Proof that ${2}^{3n+2}+{5}^{n+1}\text { is divisible by 3}$ using induction

Question

I am having trouble with a proof by induction exercise.

My book shows the typical steps for proving divisibility induction with the number 3 lets say are as following:

1. Prove true for $n=1$
2. Assume true for $n=k$
3. $f(k+1)-f(k)$ getting 3 as a factor
4. Rearrange $f(k+1)=f(k)$(assumed divisible by 3) + previous result (3 as a factor so divisible)
5. Conclusion

However I am stuck at this question:

Prove using induction that

${2}^{3n+2}+{5}^{n+1}\text { is divisible by 3}$

Step 1 $${2}^{3n+2}+{5}^{n+1} \text { divisible by 3 when n=1}$$ Step 2 $$\text { assume true for n=k}$$ $$f(k) ={2}^{3k+2}+{5}^{k+1} $$ Step 3 $$f(k+1) -f(k) ={2}^{3k+5}+{5}^{k+2}-{2}^{ 3k+2}-{5}^{k+1}$$ $$=8(2^{3k+2})-{2}^{3k+2}+5(5^{k+1})-{5}^{k+1}$$ $$=7(2^{3k+2})+4(5^{k+1})$$

And being unable to take 3 as a factor I am stuck at the last part.
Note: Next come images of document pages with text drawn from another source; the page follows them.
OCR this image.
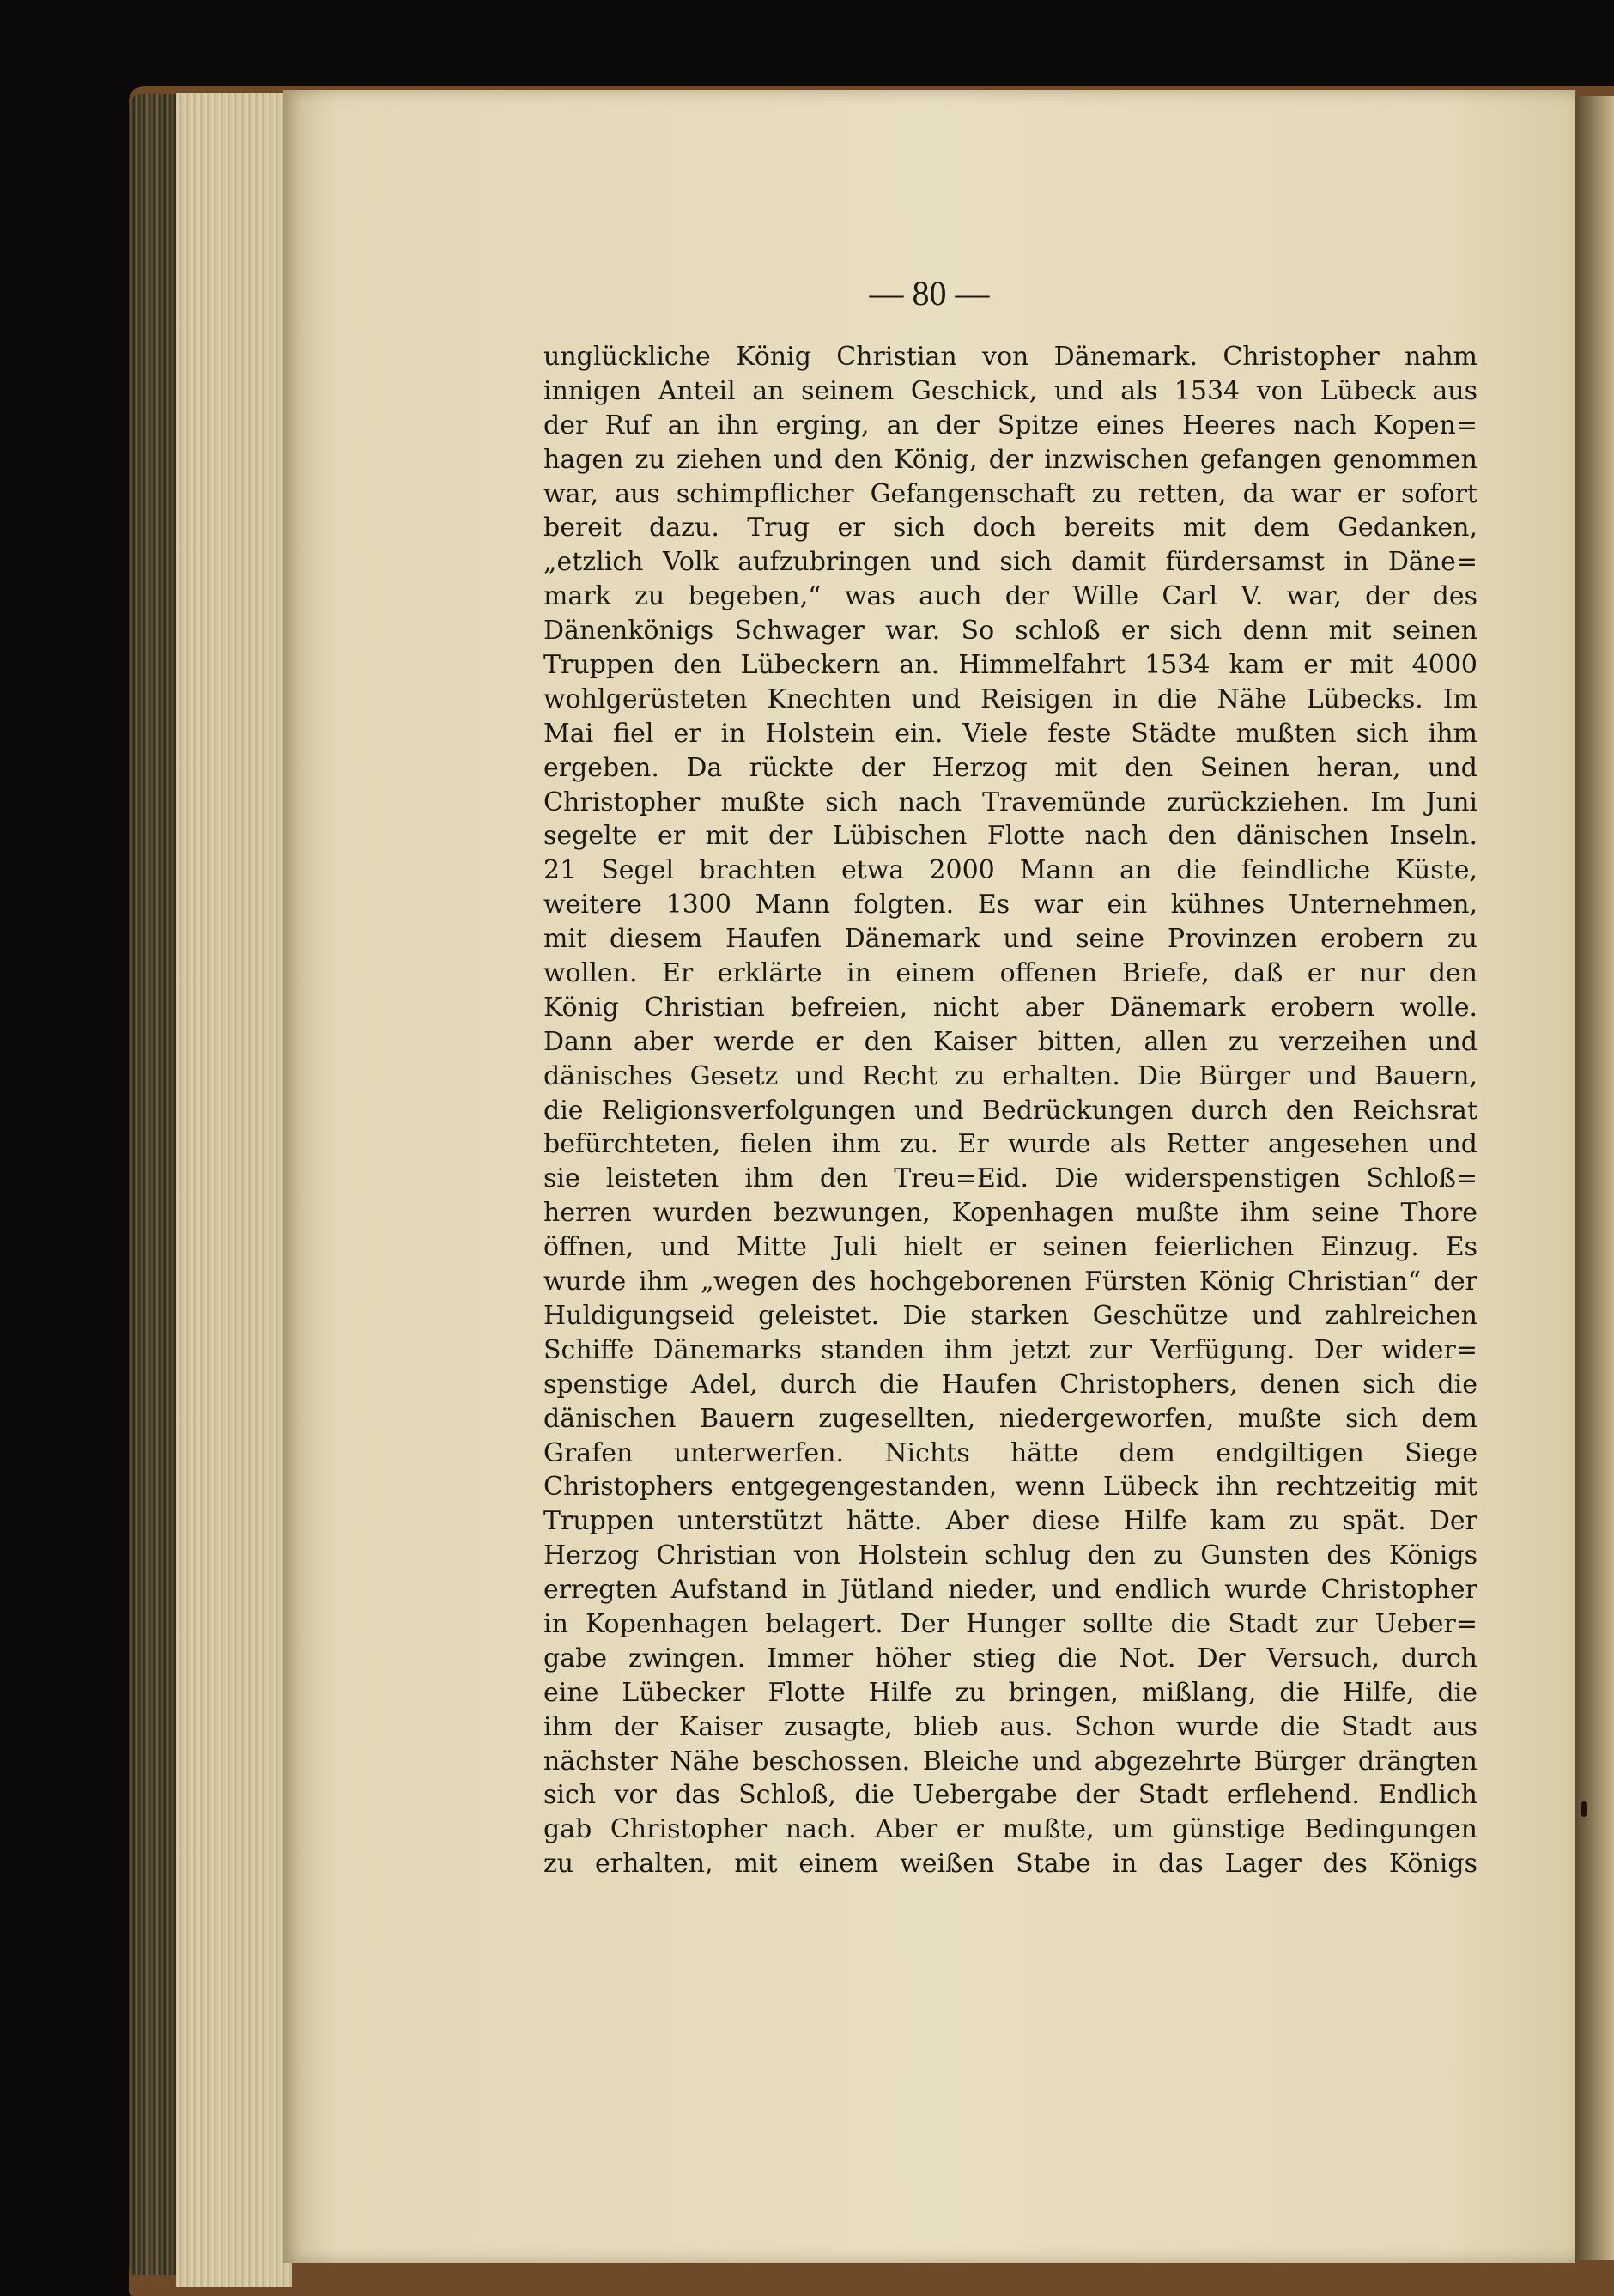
— 80 —
unglückliche König Christian von Dänemark. Christopher nahm
innigen Anteil an seinem Geschick, und als 1534 von Lübeck aus
der Ruf an ihn erging, an der Spitze eines Heeres nach Kopen=
hagen zu ziehen und den König, der inzwischen gefangen genommen
war, aus schimpflicher Gefangenschaft zu retten, da war er sofort
bereit dazu. Trug er sich doch bereits mit dem Gedanken,
„etzlich Volk aufzubringen und sich damit fürdersamst in Däne=
mark zu begeben,“ was auch der Wille Carl V. war, der des
Dänenkönigs Schwager war. So schloß er sich denn mit seinen
Truppen den Lübeckern an. Himmelfahrt 1534 kam er mit 4000
wohlgerüsteten Knechten und Reisigen in die Nähe Lübecks. Im
Mai fiel er in Holstein ein. Viele feste Städte mußten sich ihm
ergeben. Da rückte der Herzog mit den Seinen heran, und
Christopher mußte sich nach Travemünde zurückziehen. Im Juni
segelte er mit der Lübischen Flotte nach den dänischen Inseln.
21 Segel brachten etwa 2000 Mann an die feindliche Küste,
weitere 1300 Mann folgten. Es war ein kühnes Unternehmen,
mit diesem Haufen Dänemark und seine Provinzen erobern zu
wollen. Er erklärte in einem offenen Briefe, daß er nur den
König Christian befreien, nicht aber Dänemark erobern wolle.
Dann aber werde er den Kaiser bitten, allen zu verzeihen und
dänisches Gesetz und Recht zu erhalten. Die Bürger und Bauern,
die Religionsverfolgungen und Bedrückungen durch den Reichsrat
befürchteten, fielen ihm zu. Er wurde als Retter angesehen und
sie leisteten ihm den Treu=Eid. Die widerspenstigen Schloß=
herren wurden bezwungen, Kopenhagen mußte ihm seine Thore
öffnen, und Mitte Juli hielt er seinen feierlichen Einzug. Es
wurde ihm „wegen des hochgeborenen Fürsten König Christian“ der
Huldigungseid geleistet. Die starken Geschütze und zahlreichen
Schiffe Dänemarks standen ihm jetzt zur Verfügung. Der wider=
spenstige Adel, durch die Haufen Christophers, denen sich die
dänischen Bauern zugesellten, niedergeworfen, mußte sich dem
Grafen unterwerfen. Nichts hätte dem endgiltigen Siege
Christophers entgegengestanden, wenn Lübeck ihn rechtzeitig mit
Truppen unterstützt hätte. Aber diese Hilfe kam zu spät. Der
Herzog Christian von Holstein schlug den zu Gunsten des Königs
erregten Aufstand in Jütland nieder, und endlich wurde Christopher
in Kopenhagen belagert. Der Hunger sollte die Stadt zur Ueber=
gabe zwingen. Immer höher stieg die Not. Der Versuch, durch
eine Lübecker Flotte Hilfe zu bringen, mißlang, die Hilfe, die
ihm der Kaiser zusagte, blieb aus. Schon wurde die Stadt aus
nächster Nähe beschossen. Bleiche und abgezehrte Bürger drängten
sich vor das Schloß, die Uebergabe der Stadt erflehend. Endlich
gab Christopher nach. Aber er mußte, um günstige Bedingungen
zu erhalten, mit einem weißen Stabe in das Lager des Königs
What should I do next?

Answer 1

$$ 7\cdot2^{3k+2} + 4\cdot5^{k+1} = \Big(7\cdot2^{3k+2} + 7\cdot5^{k+1}\Big) - 3\cdot5^{k+1} = 7\Big(2^{3k+2} + 5^{k+1}\Big) - 3\cdot 5^{k+1} $$ The expression in parentheses is divisible by $3$ because of the induction hypothesis, which you labeled "step 2". (But in "step 2" you forgot to add the words "is divisible by $3$".)